Que d’actions éclatantes il aurait pu faire en entrant dans le monde! Cependant
il s’en est privé pour obéir à son Père, et pour nous montrer l’exemple d’une
profonde humilité. — Après cette considération, je me dis à moi-même: Oh! de
quel prix doit être aux yeux du Père éternel cette seule action du Verbe
enfant, pressant pendant quinze mois le sein maternel de la Vierge Marie,
puisqu’il a comme anéanti ou renfermé dans cette seule action sa grandeur, sa
puissance, sa sagesse et toutes ses facultés ! O mystère profond et
ineffable ! Plus il paraît petit aux yeux des hommes, plus il est grand aux
yeux du Père éternel. J’ai vu un
jour dans une lumière divine que le Père céleste m’accordera ce que je
désirerai, lorsque je le lui demanderai au nom de l’Enfant-Jésus sur le sein de
sa Mère. Oui, ô divin Enfant, vous êtes, en cet humble état, aussi digne de
notre amour, de nos hommages et de nos adorations, que vous le fûtes plus tard
lorsque vous guérissiez les malades, ressuscitiez les morts, et commandiez aux
vents et à la mer. Ici je vous contemple silencieux, caché, adorant les
conseils éternels de votre Père sur votre vie et votre douloureuse Passion ;
déjà la croix est plantée dans votre Cœur, vous n’attendez que les heures
marquées par votre Père céleste pour accomplir sa volonté.»
Partage des amertumes...
«J’ai
obéi, mais j’ai été terriblement tourmentée par le démon, qui craint sans doute
que ces âmes ne lui échappent. La très sainte Vierge m’a dit qu’il fallait
persévérer dans mes exercices, malgré les efforts de mes ennemis. Le diable ne
peut combattre contre un petit enfant, il est trop orgueilleux pour cela; voilà
pourquoi il fait tout ce qu’il peut pour me détourner du mystère de la
maternité divine.»
«Notre-Seigneur
m’a fait connaître depuis quelques jours qu’en suçant la mamelle de sa très
sainte Mère, il suçait aussi la mamelle de la rigoureuse justice de son Père,
et qu’il allait m’y faire participer. Je commence à porter cet état; je vois ce
divin Enfant si triste! Je le regarde maintenant chargé des péchés du monde, et
portant déjà la croix dans son Cœur.»
«Oh !
que je trouve un merveilleux rapport entre Jésus attaché au sein de Marie et
Jésus attaché à la croix ! Je le vois en ces deux états comme une victime
suspendue entre le ciel et la terre. Ici je vois la Reine des martyrs, le Cœur
déjà blessé par le glaive de douleur, nourrir se sa propre substance ce corps
adorable qui doit tant souffrir pour nous dans sa passion. Je vois Jésus le
Sauveur du monde remplir ses veines sacrées de ce précieux sang qu’il doit
répandre un jour sur le Calvaire.
Le
cardinal Halgrinus[2] compare toutes les gouttes
de lait que la très sainte Vierge a données à notre divin Rédempteur, avec tout
le sang que les martyrs ont répandu pour lui ; il conclut que dans la vérité la
très sainte Vierge a plus mérité par son lait que les martyrs par leur sang.

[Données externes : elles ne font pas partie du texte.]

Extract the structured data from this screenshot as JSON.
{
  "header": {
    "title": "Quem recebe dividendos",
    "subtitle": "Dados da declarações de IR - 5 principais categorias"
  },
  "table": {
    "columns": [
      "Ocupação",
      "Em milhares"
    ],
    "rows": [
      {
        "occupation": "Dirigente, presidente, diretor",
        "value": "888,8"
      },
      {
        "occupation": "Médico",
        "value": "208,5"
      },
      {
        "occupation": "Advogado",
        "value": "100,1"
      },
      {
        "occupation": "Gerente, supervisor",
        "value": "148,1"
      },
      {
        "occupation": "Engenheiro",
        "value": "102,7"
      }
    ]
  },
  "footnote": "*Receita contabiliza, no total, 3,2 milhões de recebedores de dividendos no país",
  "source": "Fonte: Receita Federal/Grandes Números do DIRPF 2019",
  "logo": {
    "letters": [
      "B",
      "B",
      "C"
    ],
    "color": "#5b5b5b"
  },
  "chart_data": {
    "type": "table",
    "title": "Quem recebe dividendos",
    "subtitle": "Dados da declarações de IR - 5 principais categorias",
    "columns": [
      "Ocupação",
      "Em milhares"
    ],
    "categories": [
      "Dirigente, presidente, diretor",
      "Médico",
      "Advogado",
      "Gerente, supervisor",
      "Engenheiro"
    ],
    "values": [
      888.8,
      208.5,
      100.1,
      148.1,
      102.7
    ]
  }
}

N’a-t-il pas raison, puisque ce sang n’était répandu que pour la défense de la
foi, et que ce lait était donné pour la
nourriture de l’adorable personne du Verbe incarné, qui est bien plus noble que
la foi?
Je vous
salue, ô Marie, reine des martyrs, dont le sang précieux, blanchi par la piété
maternelle, a coulé pendant quinze mois de votre sein virginal pour remplir les
veines sacrées du Roi des martyrs!»
[1] Document C, Lettre
VIII.
[2] Jean, surnommé Halgrin,
né à Abbeville, créé cardinal par Grégoire IX en 1227 et mort en 1237, « a
laissé à la postérité des témoignages de son éminente doctrine dans le riche
commentaire qu’il a fait sur le Cantique des cantiques. » (Histoire générale
des Cardinaux, t. I, p. 258.) — En faisant ressortir, d’après l’autorité de ce
savant cardinal, les mérites de la sainte Vierge dans l’allaitement du Verbe,
la sœur Saint-Pierre suppose toujours, on doit le comprendre, la pauvreté et la
perfection des vertus et des dispositions intérieures avec lesquelles Marie a
accompli cet acte, et qui surpassent sans contredit le mérite des martyrs et
tous les saints.
— Note
de l’abbé Janvier: “Vie de la Sœur Saint-Pierre”. Larcher - Paris 1884.